Por outro lado, os fatores disruptivos são forças repentinas, como avanços tecnológicos, eventos climáticos catastróficos, pandemias ou mudanças radicais nas políticas governamentais. Os fatores disruptivos também podem exercer grandes impactos nos sistemas alimentares, porém, como podem ocorrer de maneira rápida e imprevisível, é mais difícil se preparar para eles.

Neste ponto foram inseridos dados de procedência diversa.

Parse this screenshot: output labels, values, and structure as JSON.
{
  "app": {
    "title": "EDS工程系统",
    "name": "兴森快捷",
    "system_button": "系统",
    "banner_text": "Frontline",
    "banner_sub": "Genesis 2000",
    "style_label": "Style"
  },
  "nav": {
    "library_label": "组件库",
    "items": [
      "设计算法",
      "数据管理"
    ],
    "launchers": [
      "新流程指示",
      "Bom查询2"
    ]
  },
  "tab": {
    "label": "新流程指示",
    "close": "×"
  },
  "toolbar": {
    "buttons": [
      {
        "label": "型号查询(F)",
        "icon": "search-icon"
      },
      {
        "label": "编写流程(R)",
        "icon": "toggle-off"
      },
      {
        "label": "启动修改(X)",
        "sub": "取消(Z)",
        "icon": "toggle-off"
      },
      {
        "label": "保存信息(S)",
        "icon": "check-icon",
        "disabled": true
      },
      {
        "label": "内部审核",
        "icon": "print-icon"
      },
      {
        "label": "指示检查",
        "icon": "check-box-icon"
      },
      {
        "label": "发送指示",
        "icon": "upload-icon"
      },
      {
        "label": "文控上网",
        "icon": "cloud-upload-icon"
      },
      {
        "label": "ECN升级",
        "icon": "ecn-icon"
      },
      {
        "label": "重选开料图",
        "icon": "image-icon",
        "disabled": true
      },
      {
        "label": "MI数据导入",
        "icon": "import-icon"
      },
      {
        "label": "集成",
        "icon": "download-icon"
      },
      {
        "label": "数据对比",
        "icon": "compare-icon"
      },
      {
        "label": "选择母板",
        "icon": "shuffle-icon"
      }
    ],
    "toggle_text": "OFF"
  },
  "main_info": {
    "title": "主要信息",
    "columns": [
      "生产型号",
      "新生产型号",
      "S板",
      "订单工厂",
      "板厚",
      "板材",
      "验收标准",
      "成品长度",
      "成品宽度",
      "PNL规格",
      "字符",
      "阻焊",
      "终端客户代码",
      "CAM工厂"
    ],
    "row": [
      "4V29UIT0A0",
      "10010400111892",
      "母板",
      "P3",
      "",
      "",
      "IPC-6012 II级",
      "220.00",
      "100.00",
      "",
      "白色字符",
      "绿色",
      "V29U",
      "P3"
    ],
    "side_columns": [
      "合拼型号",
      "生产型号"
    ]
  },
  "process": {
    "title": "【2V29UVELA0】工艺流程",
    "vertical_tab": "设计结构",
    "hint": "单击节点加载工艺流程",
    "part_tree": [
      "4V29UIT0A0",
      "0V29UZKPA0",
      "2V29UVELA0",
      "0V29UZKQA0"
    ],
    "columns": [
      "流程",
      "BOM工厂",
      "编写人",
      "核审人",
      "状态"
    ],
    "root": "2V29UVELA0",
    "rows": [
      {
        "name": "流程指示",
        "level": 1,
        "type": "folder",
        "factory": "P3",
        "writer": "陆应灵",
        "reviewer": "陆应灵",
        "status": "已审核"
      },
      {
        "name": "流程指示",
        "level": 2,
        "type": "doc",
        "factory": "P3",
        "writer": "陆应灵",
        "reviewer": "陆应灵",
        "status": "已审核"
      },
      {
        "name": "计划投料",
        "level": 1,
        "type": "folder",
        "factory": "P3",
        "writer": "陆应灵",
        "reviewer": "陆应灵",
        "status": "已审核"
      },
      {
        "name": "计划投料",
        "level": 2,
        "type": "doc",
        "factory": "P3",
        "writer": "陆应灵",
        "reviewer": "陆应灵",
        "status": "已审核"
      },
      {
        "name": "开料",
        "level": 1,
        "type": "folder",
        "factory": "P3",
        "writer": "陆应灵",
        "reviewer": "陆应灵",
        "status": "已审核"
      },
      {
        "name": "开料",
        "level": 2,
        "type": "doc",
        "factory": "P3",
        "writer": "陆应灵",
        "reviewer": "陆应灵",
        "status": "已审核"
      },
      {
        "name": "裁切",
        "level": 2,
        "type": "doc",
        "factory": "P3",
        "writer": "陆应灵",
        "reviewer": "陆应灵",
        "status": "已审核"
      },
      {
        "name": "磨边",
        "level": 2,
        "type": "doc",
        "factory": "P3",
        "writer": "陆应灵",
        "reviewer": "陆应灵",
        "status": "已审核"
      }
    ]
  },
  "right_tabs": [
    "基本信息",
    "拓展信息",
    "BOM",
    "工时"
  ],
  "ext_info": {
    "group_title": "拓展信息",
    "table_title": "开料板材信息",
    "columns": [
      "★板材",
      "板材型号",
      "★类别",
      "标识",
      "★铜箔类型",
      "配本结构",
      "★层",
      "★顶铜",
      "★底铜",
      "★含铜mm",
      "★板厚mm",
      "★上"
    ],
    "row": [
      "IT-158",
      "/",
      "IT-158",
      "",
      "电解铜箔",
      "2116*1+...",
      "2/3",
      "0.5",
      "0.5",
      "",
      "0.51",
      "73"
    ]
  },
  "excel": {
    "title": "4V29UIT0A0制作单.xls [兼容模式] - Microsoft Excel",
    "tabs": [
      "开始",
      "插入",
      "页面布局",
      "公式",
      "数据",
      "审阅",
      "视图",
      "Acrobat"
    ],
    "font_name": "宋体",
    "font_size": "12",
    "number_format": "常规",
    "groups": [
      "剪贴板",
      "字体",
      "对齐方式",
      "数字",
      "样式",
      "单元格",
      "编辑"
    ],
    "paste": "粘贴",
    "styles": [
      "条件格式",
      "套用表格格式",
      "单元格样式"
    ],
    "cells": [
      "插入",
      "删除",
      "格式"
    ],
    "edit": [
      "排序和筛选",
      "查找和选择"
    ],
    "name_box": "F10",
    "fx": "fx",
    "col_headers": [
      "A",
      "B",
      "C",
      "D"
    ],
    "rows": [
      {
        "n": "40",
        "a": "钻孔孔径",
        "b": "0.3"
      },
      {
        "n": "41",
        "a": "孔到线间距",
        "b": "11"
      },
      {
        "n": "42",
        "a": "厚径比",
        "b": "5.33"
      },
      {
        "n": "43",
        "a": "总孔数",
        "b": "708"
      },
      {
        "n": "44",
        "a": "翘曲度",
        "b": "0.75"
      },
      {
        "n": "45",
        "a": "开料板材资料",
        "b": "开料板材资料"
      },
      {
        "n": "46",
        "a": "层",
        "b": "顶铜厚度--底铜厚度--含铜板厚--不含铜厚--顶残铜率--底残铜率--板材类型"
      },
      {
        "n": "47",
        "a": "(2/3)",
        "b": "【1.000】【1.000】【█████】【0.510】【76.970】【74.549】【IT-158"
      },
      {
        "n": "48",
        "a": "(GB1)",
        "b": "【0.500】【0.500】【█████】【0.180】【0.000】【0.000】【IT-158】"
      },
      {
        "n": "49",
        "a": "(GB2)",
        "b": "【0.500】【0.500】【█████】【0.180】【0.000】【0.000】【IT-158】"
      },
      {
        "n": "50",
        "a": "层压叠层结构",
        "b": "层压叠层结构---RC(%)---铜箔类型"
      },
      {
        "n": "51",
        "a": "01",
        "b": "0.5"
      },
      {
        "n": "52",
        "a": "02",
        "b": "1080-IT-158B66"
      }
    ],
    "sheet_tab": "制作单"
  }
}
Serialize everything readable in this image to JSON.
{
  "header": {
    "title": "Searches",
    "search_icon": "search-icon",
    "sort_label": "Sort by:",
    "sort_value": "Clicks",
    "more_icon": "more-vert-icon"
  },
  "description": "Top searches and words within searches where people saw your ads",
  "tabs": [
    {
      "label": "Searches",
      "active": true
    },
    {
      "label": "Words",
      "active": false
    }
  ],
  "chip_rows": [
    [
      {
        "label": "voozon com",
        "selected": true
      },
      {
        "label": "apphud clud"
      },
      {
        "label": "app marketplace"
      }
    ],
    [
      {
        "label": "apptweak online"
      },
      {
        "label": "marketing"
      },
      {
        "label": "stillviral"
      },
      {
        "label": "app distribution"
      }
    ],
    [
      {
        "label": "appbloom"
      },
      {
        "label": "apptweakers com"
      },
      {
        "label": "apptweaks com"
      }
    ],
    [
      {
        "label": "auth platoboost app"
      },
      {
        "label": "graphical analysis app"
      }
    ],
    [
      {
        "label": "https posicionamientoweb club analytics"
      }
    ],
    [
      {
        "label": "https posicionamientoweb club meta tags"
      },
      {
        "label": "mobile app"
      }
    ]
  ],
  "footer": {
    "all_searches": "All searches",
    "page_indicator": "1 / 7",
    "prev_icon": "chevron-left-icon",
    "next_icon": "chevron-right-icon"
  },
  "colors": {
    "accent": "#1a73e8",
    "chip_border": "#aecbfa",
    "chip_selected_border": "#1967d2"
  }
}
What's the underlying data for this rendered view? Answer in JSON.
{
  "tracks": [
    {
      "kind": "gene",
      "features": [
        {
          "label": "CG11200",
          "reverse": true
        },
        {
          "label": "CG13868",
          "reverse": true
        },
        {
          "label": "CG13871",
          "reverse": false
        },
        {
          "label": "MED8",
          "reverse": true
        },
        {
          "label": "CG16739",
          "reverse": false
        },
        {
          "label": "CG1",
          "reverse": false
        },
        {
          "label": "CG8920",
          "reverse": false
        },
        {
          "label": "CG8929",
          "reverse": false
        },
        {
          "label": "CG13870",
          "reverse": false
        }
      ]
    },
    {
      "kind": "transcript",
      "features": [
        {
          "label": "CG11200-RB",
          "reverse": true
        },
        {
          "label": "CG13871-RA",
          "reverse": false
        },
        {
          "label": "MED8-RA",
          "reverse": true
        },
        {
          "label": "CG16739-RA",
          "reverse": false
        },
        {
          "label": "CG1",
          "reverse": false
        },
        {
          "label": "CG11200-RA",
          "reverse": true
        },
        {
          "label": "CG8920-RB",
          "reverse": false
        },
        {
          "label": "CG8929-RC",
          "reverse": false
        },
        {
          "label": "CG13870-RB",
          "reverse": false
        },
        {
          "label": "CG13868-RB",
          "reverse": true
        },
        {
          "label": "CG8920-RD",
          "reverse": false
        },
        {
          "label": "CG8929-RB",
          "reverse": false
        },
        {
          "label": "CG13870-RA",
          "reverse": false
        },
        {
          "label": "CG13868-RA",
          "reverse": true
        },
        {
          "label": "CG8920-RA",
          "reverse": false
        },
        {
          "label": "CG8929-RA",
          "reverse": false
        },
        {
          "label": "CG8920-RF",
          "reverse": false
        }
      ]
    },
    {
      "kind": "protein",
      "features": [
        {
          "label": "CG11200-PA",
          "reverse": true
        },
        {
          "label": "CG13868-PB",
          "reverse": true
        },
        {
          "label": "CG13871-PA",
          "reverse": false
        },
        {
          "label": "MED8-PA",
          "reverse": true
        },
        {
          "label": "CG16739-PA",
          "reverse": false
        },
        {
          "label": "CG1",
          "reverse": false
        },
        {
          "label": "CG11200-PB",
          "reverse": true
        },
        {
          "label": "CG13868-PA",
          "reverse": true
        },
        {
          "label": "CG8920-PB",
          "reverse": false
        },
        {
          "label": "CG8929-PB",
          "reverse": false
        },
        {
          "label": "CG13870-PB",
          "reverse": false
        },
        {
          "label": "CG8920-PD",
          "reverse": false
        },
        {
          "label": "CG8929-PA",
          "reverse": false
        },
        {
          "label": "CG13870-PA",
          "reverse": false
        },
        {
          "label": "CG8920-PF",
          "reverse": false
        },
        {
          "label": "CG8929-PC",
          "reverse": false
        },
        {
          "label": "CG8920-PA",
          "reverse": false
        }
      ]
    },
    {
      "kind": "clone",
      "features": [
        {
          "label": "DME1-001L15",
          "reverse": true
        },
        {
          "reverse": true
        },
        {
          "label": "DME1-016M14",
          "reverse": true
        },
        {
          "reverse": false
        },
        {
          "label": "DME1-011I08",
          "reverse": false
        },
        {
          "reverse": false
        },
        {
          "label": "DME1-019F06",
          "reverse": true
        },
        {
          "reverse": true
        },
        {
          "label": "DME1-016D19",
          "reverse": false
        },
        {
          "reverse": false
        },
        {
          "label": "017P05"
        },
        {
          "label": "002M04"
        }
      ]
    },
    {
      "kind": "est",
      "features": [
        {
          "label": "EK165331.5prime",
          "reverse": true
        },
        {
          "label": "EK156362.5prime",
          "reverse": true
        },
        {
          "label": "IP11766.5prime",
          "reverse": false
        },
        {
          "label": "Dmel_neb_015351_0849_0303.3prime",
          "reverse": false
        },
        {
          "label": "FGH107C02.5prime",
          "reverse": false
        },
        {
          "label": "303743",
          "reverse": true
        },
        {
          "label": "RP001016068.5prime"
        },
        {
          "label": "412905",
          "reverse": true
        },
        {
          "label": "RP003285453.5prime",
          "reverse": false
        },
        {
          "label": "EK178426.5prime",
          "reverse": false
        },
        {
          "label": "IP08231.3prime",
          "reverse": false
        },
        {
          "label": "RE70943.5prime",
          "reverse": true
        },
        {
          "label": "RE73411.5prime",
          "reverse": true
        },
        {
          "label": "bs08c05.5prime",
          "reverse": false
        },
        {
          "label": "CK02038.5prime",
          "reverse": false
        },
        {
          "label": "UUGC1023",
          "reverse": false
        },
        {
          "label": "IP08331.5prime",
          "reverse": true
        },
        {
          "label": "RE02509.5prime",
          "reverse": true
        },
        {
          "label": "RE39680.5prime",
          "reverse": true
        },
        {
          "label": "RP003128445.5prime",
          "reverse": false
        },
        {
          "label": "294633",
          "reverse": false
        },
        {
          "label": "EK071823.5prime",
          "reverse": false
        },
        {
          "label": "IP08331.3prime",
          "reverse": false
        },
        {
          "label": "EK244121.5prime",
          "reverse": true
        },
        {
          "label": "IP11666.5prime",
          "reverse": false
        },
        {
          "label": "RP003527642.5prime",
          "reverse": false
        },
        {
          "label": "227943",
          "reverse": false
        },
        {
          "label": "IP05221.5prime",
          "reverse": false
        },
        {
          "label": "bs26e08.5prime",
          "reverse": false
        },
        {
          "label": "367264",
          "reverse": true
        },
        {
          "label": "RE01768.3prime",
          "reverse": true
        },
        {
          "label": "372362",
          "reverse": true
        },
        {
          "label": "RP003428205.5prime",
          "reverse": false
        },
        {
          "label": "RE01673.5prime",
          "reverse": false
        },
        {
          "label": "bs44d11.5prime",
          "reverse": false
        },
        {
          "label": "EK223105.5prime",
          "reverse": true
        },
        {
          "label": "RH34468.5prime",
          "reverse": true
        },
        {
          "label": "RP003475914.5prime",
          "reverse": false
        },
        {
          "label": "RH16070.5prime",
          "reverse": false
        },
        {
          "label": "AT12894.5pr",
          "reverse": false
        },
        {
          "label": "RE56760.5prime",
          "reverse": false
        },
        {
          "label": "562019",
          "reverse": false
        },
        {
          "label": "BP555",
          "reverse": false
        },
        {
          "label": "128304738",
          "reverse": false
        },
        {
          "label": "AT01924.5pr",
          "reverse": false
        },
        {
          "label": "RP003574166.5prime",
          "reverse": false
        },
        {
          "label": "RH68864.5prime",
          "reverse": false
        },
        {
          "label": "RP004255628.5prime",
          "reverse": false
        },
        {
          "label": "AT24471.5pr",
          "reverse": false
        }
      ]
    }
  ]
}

Como não podemos prever o futuro, o relatório não apresenta nenhuma previsão de como as tendências e os fatores disruptivos poderão afetar os sistemas agrícolas e alimentares da região. Em vez disso, apresenta os resultados de um exercício de criação de cenários, envolvendo uma combinação de métodos quantitativos e qualitativos, e uma ampla diversidade de partes interessadas por meio da combinação de plataformas presenciais e virtuais. O exercício explorou a forma como as diferentes combinações de fatores poderiam levar a resultados diversos para o futuro dos sistemas agrícolas e alimentares da ALC. Com base nesses cenários, foram identificadas ações prioritárias que podem ser úteis na obtenção de resultados favoráveis e nos proteger contra resultados desfavoráveis.
A importância dos cenários é que eles nos obrigam a contemplar mundos que poderiam ser inimagináveis aos formuladores de políticas e outras partes interessadas, e a considerar os tipos de ações que poderiam ser feitas a fim de se preparar para uma série de realidades possíveis e bem diferentes da atual.